U.S. Sen. Tammy Baldwin (D-WI) announced Monday that the City of Milwaukee and Dane County will receive $13.5 million in climate change funding through the Inflation Reduction Act. The Department of Agriculture Forest Service’s Urban and Community Forestry Program is funding these projects as part of a larger effort to combat climate change and increase access to green spaces. The City of Milwaukee was awarded $12 million and Dane County was awarded $1.5 million.
Director of Environmental Sustainability for the City of Milwaukee Erick Shambarger said their grant was brought together through many government partners, including the forestry division, park department, public schools department and various nonprofit organizations.
“It was one of the largest grants in the country,” Shambarger said. “So now this will meaningfully scale up our efforts. Trees are just so important in urban areas with addressing urban heat islands and improving air quality, so we’re really excited to have this grant be a real opportunity to make a difference.”
The Inflation Reduction Act, passed in 2022, includes tax provisions that impact the deployment of clean energy. This act also provides grant and loan programs, which is how these grants were made possible.
Milwaukee’s grants will fund the Growing Milwaukee’s Tree Canopy and Community Resilience project. Dane County’s grant will fund the Equitable Forestry Stabilization Management project and the Forestry Career Pathways Program.

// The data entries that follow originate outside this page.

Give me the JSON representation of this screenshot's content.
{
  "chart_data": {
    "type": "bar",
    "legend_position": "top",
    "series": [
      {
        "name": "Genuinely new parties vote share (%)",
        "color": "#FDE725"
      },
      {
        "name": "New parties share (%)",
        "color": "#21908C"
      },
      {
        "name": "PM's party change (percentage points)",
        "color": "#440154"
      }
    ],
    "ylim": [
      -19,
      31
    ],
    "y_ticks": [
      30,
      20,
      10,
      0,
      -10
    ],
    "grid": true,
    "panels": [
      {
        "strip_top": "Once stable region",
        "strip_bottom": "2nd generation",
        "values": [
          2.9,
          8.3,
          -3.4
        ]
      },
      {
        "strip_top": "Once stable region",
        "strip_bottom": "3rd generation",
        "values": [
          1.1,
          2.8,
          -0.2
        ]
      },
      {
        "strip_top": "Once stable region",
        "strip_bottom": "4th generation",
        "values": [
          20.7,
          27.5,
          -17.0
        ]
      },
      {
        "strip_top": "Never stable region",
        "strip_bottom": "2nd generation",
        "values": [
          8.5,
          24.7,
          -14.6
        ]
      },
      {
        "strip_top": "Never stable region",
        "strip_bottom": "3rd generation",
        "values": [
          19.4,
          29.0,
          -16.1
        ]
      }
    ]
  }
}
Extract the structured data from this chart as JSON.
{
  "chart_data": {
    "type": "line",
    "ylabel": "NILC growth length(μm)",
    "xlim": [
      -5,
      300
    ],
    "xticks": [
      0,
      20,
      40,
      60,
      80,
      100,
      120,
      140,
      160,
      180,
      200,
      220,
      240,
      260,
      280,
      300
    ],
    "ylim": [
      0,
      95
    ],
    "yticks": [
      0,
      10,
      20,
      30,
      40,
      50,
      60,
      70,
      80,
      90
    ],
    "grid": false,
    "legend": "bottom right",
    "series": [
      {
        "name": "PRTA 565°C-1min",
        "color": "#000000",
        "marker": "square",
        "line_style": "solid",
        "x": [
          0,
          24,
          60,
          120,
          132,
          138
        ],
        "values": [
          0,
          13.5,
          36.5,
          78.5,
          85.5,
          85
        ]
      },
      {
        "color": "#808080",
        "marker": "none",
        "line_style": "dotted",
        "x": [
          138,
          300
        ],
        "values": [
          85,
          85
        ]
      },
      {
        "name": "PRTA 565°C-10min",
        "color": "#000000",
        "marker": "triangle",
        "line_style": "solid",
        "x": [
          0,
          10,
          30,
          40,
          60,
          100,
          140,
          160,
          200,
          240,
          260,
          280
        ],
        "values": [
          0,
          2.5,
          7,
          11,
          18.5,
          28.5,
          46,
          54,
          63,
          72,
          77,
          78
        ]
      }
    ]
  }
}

The projects reflect efforts on part of the City of Milwaukee’s Climate and Equity Plan and Dane County’s Climate Action Plan.
Much of the work will especially benefit disadvantaged communities through hazardous tree removal, tree planting, increasing greenery in school yards and asphalt removal.
“Part of this is building off of our successful partnership with Milwaukee Public Schools to green up their school yards…we’ve got good partnerships with them to remove asphalt and plant greenscapes for kids to play in and with more trees,” Shambarger said.
The projects also include significant workforce developments and much of the community outreach outlined in the projects will be centered on recruiting and training workers. Milwaukee and Dane County have plans in place to recruit marginalized populations.
“We’re going to make an effort to make sure these opportunities are open to people of color, and that we are proactive in recruiting people of color,” Shambarger said.
The projects are predicted to be set into action by 2024.